There are some simple steps the architect of a blockchain can take to mitigate these risks. If the blockchain can function adequately without including pricing information, do not include it. If you have to include pricing information, limit access to that information. It is possible that only certain individuals need to see prices. If so, limit access to those people. Or, it is possible that pricing information is only necessary for participants to access at particular times. If so, keep pricing information generally obscured, and allow access only when really necessary.

For similar reasons, sharing information about quantity and location/territory of sales can pose a risk. To be sure, sharing that information alone is not a violation of the US antitrust laws. But it could cause a regulator to determine that an investigation is necessary. Minimizing the information shared on the blockchain, and limiting access to information necessary for the chain to function, minimizes the risk that a regulator will determine that an inquiry is necessary. 

Access to Blockchain

Blockchain technology can be used to facilitate economic transactions.
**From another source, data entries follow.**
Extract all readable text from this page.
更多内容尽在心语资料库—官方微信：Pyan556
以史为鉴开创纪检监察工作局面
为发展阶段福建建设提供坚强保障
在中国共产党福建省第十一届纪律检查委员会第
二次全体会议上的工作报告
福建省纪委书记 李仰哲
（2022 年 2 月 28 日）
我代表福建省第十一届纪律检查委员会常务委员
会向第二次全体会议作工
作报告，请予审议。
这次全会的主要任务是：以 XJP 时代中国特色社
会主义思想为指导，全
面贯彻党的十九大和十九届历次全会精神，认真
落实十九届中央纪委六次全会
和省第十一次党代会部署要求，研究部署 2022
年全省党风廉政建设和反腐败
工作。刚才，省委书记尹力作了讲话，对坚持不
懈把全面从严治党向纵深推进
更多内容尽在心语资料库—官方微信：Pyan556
One could imagine that banks could use blockchain-based smart contracts to facilitate lending. If use of blockchain proliferates in an industry and becomes the only practical way for transactions to occur, then access to the blockchain may be necessary to compete. That gives those who control the blockchain the ability to impede potential competitors’ access to the market by limiting their access to the blockchain. If, for example, a new credit union could not join the CULedger project, it could place them at a competitive disadvantage.
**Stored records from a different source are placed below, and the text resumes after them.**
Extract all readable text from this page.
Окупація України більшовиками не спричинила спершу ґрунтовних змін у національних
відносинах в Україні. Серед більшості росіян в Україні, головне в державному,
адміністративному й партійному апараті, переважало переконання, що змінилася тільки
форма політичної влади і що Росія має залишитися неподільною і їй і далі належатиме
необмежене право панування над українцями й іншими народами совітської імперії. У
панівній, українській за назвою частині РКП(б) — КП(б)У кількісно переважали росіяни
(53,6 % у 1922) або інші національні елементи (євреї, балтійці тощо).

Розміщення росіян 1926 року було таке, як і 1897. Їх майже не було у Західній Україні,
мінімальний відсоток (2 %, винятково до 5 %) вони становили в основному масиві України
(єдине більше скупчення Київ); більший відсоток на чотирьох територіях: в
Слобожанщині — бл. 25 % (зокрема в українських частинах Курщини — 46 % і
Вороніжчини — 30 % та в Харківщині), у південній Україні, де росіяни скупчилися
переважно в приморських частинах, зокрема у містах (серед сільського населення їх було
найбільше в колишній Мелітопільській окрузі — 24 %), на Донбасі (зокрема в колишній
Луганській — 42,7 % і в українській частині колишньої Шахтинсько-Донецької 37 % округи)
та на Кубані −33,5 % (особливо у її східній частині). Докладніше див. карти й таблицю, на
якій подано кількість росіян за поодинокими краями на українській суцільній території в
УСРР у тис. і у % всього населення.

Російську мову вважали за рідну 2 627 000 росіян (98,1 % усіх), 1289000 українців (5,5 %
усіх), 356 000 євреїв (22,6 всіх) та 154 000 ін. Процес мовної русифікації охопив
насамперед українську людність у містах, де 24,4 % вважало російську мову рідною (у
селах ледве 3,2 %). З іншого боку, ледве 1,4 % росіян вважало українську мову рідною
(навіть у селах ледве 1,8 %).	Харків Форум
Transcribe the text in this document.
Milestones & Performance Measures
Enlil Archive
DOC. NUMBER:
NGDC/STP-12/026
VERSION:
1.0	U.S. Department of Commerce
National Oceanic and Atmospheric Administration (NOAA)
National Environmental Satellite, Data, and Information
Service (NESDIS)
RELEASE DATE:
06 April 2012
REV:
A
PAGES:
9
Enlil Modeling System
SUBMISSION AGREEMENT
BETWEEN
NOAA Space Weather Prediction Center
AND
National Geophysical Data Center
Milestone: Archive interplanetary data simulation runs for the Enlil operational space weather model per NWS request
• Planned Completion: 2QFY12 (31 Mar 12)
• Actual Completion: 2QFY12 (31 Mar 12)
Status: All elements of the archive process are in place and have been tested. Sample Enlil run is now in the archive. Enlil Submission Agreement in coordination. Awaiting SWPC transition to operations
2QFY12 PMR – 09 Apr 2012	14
This could give rise to antitrust liability. For example, it is illegal per se under Section 1 of the Sherman Act to engage in a “group boycott” where competitors agree among themselves not to do business with a third party. If multiple entities that control a blockchain do not allow a competitor to conduct transactions on the chain, a court could construe that as an unlawful group boycott.

To minimize these risks, those who operate the blockchain should establish uniform, non-discriminatory rules governing access to the blockchain. That way, if a competitor is denied access to the chain pursuant to those rules, the operators of the chain will be in a strong position to argue to regulators and courts that they did not refuse to do business with a competitor. Rather, the competitor simply failed to meet the same neutral standards that the group applies to all participants. 

As with any business venture, companies utilizing a blockchain should also adopt strict antitrust compliance policies. Those policies should clearly prohibit any conduct in violation of the antitrust laws, including any agreements among those with access to the blockchain as to prices or other terms of the sale. The policy should also forbid participants from using any information gained from the blockchain for reasons unrelated to it. And the policy should have real enforcement mechanisms, such as a requirement that blockchain operators or participants report violations to the appropriate internal officers or external agencies, and that if necessary repeat offenders be suspended from the chain.

Conclusion

The antitrust risks of blockchain technology will be clarified as the technology develops and it is put to more uses. It is critical that you consult competent antitrust counsel when structuring blockchain technology and policies so as to best to mitigate antitrust risk.